Hooking seriously-ill children to a pump that assists the heart helps them live longer than those hooked to a heart-lung machine while they await a heart transplant, doctors report in a new study.

"The device did well; more than 80% made it to transplant," Dr. Daphne Hsu, chief of pediatric cardiology at the Children's Hospital at Montefiore Medical Center in New York, told Reuters Health. Hsu was not an author of the New England Journal of Medicine study, but was on the committee that looked at strokes and other serious side effects of the therapy.

A heart transplant can cure childhood heart failure - which occurs when the heart can't pump enough blood to the rest of the body - but the waiting list for children can be long. When children are put on conventional extracorporeal membrane oxygenation (ECMO) to keep them alive, only about 40 percent to 60 percent survive long enough to get a new heart.

Among the 24 smallest children, more than half whose hearts were helped by the pump, known as a ventricular assist device, were alive at the 174-day mark. By comparison, the median survival time was 13 days among a similar group of children who, in the past, had been kept alive with ECMO.

For larger children, ranging in weight from 4 kilograms (about 10 pounds) to 59 kg (about 130 pounds), median survival was 144 days with a pump from Berlin Heart, which funded the study along with the U.S. Food and Drug Administration.

Among similar children treated with ECMO, the average survival was just 10 days.

However, most of the children treated with the assist device developed serious side effects such as infection, stroke and bleeding.

Heart failure affects about five million people in the U.S. Most of them are adults, but about half of children with the condition die or have a transplant within five years, according to the authors of the study.

RESULTS NOT SURPRISING

To see if a ventricular assist device would prolong their lives, 17 centers in the U.S. and Canada used the Excor Pediatric device made by Berlin in children ranging from newborns to 15 years of age. Including costs of procedures and hospitalization, such devices typically cost in the tens or even hundreds of thousands of dollars, as does ECMO.

All had severe heart failure despite conventional care and were on a waiting list for a transplant. The surgery typically took about 3 hours.

It's not surprising that the pump would work better than ECMO, said Hsu, because ECMO "was made to be an artificial lung, actually. Children with lung problems usually need that kind of support for a few weeks and you can take them off. They recover."

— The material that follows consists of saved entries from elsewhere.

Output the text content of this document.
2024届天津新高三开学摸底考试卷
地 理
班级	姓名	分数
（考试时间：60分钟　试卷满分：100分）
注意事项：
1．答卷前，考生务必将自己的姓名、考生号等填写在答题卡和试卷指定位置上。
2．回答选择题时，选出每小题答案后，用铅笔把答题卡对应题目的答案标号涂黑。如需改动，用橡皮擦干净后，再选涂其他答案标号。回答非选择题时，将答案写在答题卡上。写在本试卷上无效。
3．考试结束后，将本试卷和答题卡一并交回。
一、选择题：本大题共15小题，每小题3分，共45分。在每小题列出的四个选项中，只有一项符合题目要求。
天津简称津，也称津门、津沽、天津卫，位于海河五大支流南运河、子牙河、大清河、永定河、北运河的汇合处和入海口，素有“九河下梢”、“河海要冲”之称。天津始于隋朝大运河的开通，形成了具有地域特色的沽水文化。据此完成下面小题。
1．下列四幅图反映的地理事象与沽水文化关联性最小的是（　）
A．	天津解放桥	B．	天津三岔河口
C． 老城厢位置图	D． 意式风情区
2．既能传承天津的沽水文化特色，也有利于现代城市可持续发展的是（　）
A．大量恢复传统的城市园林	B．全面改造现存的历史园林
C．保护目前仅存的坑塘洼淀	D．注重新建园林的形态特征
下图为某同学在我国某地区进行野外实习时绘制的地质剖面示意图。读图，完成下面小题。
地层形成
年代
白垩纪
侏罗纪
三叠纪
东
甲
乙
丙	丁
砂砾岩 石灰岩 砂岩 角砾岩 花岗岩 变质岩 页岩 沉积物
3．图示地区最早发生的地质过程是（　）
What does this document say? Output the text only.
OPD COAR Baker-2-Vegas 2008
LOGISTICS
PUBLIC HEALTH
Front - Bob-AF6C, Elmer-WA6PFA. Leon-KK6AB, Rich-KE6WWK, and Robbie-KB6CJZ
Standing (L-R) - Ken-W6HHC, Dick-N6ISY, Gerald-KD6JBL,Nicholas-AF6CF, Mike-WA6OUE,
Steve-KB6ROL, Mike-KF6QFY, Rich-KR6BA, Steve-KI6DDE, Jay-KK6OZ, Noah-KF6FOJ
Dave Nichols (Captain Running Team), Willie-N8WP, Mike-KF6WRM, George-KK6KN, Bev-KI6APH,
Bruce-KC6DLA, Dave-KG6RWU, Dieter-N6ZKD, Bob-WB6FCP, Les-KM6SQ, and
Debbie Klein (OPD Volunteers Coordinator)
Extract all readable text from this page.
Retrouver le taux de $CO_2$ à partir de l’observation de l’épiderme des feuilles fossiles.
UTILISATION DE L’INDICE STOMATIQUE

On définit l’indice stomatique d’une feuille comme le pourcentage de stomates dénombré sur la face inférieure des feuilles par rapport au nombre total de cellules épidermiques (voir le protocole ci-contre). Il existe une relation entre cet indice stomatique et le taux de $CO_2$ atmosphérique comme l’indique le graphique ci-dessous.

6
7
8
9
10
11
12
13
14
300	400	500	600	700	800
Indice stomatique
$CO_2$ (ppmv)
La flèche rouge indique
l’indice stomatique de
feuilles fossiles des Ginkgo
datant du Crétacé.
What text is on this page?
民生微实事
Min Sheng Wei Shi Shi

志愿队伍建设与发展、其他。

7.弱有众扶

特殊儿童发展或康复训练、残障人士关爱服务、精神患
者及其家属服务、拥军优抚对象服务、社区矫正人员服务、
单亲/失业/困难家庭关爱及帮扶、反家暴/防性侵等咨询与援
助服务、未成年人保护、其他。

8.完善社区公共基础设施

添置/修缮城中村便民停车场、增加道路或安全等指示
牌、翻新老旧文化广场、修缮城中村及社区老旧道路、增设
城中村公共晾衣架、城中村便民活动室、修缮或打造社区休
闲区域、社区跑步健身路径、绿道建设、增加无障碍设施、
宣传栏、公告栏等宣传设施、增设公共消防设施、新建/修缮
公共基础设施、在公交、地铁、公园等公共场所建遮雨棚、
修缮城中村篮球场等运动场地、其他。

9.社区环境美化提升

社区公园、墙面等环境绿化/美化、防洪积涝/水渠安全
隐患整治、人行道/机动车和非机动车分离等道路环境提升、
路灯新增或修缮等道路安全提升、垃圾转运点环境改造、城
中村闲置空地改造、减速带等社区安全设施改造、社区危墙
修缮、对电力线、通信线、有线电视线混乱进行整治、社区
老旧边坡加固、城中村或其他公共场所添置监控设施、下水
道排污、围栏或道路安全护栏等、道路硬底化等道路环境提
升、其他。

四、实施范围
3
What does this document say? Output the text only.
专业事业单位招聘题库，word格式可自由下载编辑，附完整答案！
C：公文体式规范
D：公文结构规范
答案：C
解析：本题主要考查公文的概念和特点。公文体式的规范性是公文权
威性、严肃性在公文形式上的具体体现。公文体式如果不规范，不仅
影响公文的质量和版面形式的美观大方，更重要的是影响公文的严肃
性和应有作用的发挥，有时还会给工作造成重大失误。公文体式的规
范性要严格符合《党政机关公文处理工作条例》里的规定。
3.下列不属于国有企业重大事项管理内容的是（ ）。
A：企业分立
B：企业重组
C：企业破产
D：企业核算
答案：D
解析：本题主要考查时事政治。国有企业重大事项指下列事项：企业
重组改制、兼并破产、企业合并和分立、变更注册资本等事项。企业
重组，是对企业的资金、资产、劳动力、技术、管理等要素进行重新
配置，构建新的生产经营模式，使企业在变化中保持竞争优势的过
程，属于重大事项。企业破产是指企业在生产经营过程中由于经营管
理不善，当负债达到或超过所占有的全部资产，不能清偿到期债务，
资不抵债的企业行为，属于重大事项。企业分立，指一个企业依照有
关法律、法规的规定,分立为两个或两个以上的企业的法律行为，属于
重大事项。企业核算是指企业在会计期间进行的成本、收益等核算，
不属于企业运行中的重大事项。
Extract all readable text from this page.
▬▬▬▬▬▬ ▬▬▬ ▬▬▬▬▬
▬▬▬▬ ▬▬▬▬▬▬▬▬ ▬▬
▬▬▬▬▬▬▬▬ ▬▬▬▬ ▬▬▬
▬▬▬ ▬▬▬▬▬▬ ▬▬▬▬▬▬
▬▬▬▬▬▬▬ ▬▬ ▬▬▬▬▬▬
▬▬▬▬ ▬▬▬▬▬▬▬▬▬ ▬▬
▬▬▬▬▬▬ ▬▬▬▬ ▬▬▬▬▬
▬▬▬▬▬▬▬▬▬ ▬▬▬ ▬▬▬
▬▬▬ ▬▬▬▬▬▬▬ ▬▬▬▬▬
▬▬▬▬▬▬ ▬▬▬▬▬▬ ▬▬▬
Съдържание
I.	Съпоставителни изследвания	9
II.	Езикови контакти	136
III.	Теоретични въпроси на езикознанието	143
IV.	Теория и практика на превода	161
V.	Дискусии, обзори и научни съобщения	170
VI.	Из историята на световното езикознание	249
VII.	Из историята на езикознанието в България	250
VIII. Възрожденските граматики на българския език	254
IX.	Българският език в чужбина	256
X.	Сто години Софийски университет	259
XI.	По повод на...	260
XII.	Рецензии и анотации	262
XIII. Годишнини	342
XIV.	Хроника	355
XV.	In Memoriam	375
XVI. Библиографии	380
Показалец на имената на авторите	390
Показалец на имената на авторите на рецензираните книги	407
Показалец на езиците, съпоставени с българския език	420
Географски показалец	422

But months can pass before a heart becomes available for transplant. ECMO equipment is not made to be used for that long.

"We've been trying to push the limits of ECMO because we had nothing else," said Hsu. "With the Berlin device, we can offer better long-term survival."

"Overall, 88% of the participants in cohort 1 (the smaller children) and 92% of those in cohort 2 (the larger children) survived to undergo either heart transplantation or weaning from the device," said the team, led by Dr. Charles Fraser of Texas Children's Hospital.

In both groups combined, 45.8 percent had major bleeding, 56.3 percent had infection and 29.2 percent had strokes.

Thanks to the new study, said Hsu, if a center uses the pump, "we have a better idea of how to take care of the patients, what the issues are and what we should worry about. So it's very valuable because it's the kind of data that's so rare to get."

The study is published in New England Journal of Medicine.